Analysts feel domestic GDP data, which came at less than expected level, has made the sentiments jittery and all eyes will now be on the forthcoming monetary policy on June 18.
News flow from the Euro zone region will dictate the short-term trend on the domestic bourses, they added.
“More downside cannot be ruled out. All eyes will be now on RBI monetary policy on June 18. Global developments will continue to influence the market sentiments,” Bonanza Portfolio Research Analyst, Mr Shanu Goel, said.
US stocks dropped more than two per cent on Friday, with the Dow turning negative for the year for the first time, after poor labour market figures showing a meagre 69,000 jobs were added in May.
That combined with dismal data on industry from the US, Europe, China and elsewhere to produce a picture of a sharply slowing global economy.
The Dow Jones Industrial Average closed down 274.88 points (2.22 percent) at 12,118.57.
Traders expect more volatility in June, with key events scheduled, such as IIP data, inflation number for May and RBI policy.
Apart from the domestic situation, Greece’s elections on June 17 will be watched very closely, experts said.
“For the current month we are expecting the market to remain volatile ahead of major outcome such as Greece elections and RBI meeting,” said Mr Shrikant Chouhan, Head of Technical Research, Kotak Securities.
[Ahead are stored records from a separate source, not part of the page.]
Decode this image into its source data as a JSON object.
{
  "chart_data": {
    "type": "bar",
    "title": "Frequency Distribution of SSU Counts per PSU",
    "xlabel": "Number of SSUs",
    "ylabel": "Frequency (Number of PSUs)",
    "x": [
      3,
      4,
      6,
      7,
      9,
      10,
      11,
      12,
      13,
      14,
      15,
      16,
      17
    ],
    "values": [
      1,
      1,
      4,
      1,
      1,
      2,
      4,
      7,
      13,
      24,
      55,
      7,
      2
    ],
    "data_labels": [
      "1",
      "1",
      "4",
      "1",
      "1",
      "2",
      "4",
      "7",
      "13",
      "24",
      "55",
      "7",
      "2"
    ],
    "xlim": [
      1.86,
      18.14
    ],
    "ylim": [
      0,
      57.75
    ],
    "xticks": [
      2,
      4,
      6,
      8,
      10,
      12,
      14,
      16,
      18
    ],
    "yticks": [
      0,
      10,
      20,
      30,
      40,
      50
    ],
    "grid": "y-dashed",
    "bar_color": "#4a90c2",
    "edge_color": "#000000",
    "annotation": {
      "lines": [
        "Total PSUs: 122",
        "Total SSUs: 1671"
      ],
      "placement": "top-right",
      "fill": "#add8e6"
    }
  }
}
Experts said investors will also watch the progress of monsoon rains.
“Stock market cues are negative at the moment, both internationally and domestically. With host of key events, June may see heavy volatile trading sessions,” Geojit BNP Paribas Research Head, Mr Alex Mathews, said.
Renewed concerns over decelerating Indian economic growth and Euro zone worries pulled down the BSE benchmark Sensex by 253 points to close below 16,000 mark at 15,965.16.
The economic growth rate slowed to a nine-year low, both in March quarter at 5.3 per cent as well as in 2011-12 at 6.5 per cent.